Eleventh Circuit Court of Appeals - Published Opinions

Wednesday, April 03, 2024

Tripodis: Government May Recommend Supervised Release Where Plea Agreement is Silent on the Matter

In United States v. Tripodis, No. 22-12826 (Feb. 29, 2024) (Wilson, Grant, Lagoa), the Court upheld the supervised-release portion of the sentence for Mr. Tripodis’s general-conspiracy conviction under a negotiated plea agreement.
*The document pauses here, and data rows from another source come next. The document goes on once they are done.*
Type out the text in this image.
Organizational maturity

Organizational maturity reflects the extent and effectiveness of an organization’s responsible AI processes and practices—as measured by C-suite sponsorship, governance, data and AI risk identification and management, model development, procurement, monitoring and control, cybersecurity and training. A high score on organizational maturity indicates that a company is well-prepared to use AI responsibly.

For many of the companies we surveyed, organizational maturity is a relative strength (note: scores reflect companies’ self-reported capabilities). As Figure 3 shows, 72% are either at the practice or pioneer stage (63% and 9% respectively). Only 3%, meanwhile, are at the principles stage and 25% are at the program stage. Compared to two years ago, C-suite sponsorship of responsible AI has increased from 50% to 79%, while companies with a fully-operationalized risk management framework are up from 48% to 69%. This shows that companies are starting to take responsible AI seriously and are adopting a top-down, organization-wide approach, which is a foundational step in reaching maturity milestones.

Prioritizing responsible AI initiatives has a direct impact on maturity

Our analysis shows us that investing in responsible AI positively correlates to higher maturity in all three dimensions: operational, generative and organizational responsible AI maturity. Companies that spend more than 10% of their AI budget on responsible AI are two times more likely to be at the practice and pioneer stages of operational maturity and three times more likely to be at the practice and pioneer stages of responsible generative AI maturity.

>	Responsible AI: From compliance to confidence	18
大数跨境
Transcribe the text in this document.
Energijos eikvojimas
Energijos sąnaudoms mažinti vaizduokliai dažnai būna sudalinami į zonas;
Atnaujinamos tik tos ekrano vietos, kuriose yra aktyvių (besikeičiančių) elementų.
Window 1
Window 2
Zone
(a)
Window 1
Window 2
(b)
Mr. Tripodis argued that the plea agreement did not contemplate the imposition of supervised release, and that the government and the district therefore breached the agreement by recommending supervised release and erred by ordering it, respectively. The Court rejected both arguments. It determined that the plea agreement’s scope was unambiguous: it required only that the government recommend a total custodial sentence of sixty months. In the absence of a supervised-release provision, the government was free to recommend supervised release. The Court alternatively determined that, even if the agreement was ambiguous, extrinsic evidence reflected Mr. Tripodis’s understanding that he could be subject to supervised release. This evidence included Mr. Tripodis’s and his counsel’s statements at the initial plea entry and sentencing, Mr. Tripodis’s affirmative response to the district court’s asking if he understood that the court could sentence him to a three-year term of supervised release, and counsel’s failure to dispute the government’s argument for supervised release at sentencing.

Notably, the Court acknowledged that a defendant might be “unintentionally misled” where his plea agreement does not “explicitly state” the extent of the government’s promises to, or requirements of, the defendant. The Court therefore expressed that the government, in future cases, “should” make “clear . . . what it is promising—and what it is not—to the defendant.”